The Sāgaras, 60,000 sons of the Sagara, an ancestor of Bhagīratha, had been reduced to ashes by the wrath of the sage Kapila. The only way of their spiritual redemption was to bring the river Gaṅgā from the svargaloka or heaven, and make its waters flow over these ashes. Though successive kings tried to do it, they failed. Finally, it was Bhagīratha who succeeded in doing so.
He performed very severe austerities to please Brahmā, the Creator, who appeared before him and advised him to solicit the help of Śiva who alone could arrest the torrential flow of the river Gaṅgā and slow her down.

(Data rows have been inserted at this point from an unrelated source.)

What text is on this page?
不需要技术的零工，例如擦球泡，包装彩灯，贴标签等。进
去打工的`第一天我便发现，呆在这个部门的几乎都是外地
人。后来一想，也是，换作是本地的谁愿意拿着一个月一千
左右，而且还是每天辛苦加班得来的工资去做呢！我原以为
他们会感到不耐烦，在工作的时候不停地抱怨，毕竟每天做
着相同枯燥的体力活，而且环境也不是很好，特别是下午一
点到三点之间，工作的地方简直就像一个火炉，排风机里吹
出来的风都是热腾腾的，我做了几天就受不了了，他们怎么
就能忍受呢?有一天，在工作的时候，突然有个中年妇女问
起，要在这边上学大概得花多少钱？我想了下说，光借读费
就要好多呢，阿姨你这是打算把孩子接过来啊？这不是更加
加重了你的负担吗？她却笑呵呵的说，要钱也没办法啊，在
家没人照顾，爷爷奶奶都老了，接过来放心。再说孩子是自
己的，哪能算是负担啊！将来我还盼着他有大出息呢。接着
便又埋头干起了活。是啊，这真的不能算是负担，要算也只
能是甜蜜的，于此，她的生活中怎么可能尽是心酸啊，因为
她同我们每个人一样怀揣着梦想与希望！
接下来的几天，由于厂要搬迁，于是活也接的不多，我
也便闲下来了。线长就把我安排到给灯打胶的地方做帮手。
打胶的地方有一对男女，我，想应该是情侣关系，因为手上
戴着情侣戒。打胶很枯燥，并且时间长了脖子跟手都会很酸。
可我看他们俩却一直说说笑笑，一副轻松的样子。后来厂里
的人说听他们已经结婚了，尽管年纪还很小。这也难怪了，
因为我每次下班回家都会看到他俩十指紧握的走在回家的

Bhagīratha did tapas or penance once again and appeased Śiva who agreed to do so. Then, at the behest of Brahmā and the request of the king Bhagīratha, Gaṅgā descended on to Śiva’s jaṭā or matted hair, emerged as a stream, followed the king right up to the pātāla or the nether world and flowed over the ashes, thus redeeming the Sāgaras.
Since Bhagīratha brought the river Gaṅgā down to this earth, it has come to be known as the ‘Bhāgīrathī.’
Some mythological works say that Bhagīratha was the son of Aṁśumān, the grandson of Sagara.